Geperforeerde matten werden oorspronkelijk ontworpen voor toepassing in kunstwerken voor spoorwegen. De robuuste verankering, de waterkering en beperking van geluid zag men als voordelen voor toepassing in autosnelwegen. In de praktijk blijken deze voordelen echter niet altijd op te gaan, vooral niet bij de grotere types. In de praktijk blijken de rubberprofielen erg gevoelig voor beschadigingen en laten ook de klemlijsten los. Reparatie blijkt gecompliceerd. In de praktijk blijken de klemconstructies water door te laten, los te kunnen trillen en uitgereden te kunnen worden. De ‘upswing’ van matten voor grote voegbewegingen veroorzaakt klapperen van de mat met kans op geluidhinder en scheuren tussen de perforaties in de mat. Water loopt daardoor in en door de mat. Door verlies van voorspanning en trillen van bouten beschadigt de schroefdraad. Hergebruik van de draad is dan niet meer mogelijk. Realiseren van nieuwe schroefdraad is erg arbeidsintensief, tijdrovend en dus erg duur. De matten zijn zo flexibel dat harde voorwerpen in de matten gereden kunnen worden. Het ontwerp voorziet niet in beheerste geleiding en afvoer van mogelijk lekwater door bijvoorbeeld gootconstructies in de brugdekopeningen.

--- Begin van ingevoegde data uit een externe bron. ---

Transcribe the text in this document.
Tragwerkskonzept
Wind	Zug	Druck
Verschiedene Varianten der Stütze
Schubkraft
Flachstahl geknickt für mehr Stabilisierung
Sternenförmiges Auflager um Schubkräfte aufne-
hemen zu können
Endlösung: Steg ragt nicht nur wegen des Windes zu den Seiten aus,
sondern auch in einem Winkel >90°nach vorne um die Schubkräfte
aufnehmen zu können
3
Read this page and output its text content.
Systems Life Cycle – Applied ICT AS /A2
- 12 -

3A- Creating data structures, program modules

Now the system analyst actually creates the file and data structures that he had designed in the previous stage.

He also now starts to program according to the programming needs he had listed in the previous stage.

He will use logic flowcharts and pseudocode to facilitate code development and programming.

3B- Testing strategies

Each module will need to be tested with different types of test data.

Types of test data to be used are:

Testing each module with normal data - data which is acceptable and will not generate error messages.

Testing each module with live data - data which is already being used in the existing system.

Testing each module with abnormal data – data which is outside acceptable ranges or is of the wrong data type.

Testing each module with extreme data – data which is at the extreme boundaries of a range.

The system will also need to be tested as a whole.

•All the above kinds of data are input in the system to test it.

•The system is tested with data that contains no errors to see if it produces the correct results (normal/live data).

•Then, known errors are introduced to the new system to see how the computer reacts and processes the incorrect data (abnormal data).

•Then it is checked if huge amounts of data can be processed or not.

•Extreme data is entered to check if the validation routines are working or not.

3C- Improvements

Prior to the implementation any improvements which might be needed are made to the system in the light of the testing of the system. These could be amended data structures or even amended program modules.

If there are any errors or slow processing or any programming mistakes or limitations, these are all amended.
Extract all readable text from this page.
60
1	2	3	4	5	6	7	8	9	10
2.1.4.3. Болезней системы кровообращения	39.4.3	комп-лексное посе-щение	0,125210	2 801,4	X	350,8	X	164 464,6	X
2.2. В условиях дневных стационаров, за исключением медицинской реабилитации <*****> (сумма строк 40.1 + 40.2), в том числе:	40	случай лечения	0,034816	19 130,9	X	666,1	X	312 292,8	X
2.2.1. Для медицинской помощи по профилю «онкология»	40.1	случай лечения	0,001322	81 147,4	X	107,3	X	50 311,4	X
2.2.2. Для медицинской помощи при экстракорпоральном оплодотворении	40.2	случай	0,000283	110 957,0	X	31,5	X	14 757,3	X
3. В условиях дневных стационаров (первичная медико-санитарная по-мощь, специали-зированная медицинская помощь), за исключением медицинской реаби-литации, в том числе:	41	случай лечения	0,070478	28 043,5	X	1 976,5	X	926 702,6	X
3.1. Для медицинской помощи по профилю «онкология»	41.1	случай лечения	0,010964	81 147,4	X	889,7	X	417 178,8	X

De levensduurverwachting in autosnelwegen is bij de grotere types laag. Binnen enkele jaren bleken schades op te treden aan de mat. Praktijkervaring leert dat vervanging van onderdelen ook tot problemen kan leiden door maattoleranties. Nieuwe matten passen niet per definitie in de klemprofielen en andersom. Maattolerantie van vervangen klemprofielen leidt tot inpassingsproblemen. Dit leidde in de praktijk tot falen van de randprofielen.
Bij het vervangen van de mat vanwege schade met lekkage, is hergebruik van tapgaten noodzakelijk. Bij beschadigde draad is vervanging van die draad noodzakelijk, bijvoorbeeld d.m.v. Helicoils of draadbussen. Dit herstel is echter zeer tijdrovend en kostbaar.
De T80 mattenvoeg in de Stichtse Brug is in 2006 aangelegd. In 2011 is de mat vervangen en hebben er reparaties plaatsgevonden. In 2015 is de gehele constructie vervangen door een vingervoeg door terugkerende schade. Zie onderstaande foto’s van de schades en het herstel.
De kleinste variant, de T40, wijkt qua levensduur in positieve zin hiervan af. De T40 mattenvoegen in de A28 bij Hoevelaken zijn in 2003 aangelegd en zijn tot op heden nog steeds in gebruik.
Onderdelen en aansluitingen
In onderstaande figuur zijn de onderdelen van de geperforeerde mattenvoeg aangegeven. In de standaard uitvoering zijn de randprofielen rechtstreeks aangesloten op het asfalt. Er kan ook worden gekozen om betonnen randbalken toe te passen.
Een voorbeeld voor een aansluiting op een stalen brug:
Varianten
De huidige leveranciers van geperforeerde mattenvoegen zijn Mageba en Maurer. Bij Rijkswaterstaat zijn voornamelijk Reisner Wolff Sollinger Hutte (RWSH) mattenvoegen toegepast. RWSH is overgenomen door Mageba.
De mattenvoegen worden in verschillende capaciteiten geleverd: 40mm, 80mm,130mm en 160mm.
Voor de klemlijsten zijn er twee varianten mogelijk: een slanke lijst waarbij de boutverbinding wordt verborgen door afdekking met een randbalk en een massieve lijst waarbij de boutverbinding toegankelijk blijft. De laatste heeft zeker de voorkeur i.v.m. de vervangbaarheid van de mat.
Voor het basismodel voor nieuwbouw met lusankers is een aanzienlijke inbouwhoogte vereist. Indien die niet beschikbaar is kan eventueel ook een slankere versie met deuvelankers worden toegepast.
Voor renovaties van bestaande kunstwerken zonder sparingen voor voegovergangen is er een renovatievariant die in het asfalt kan worden ingebouwd.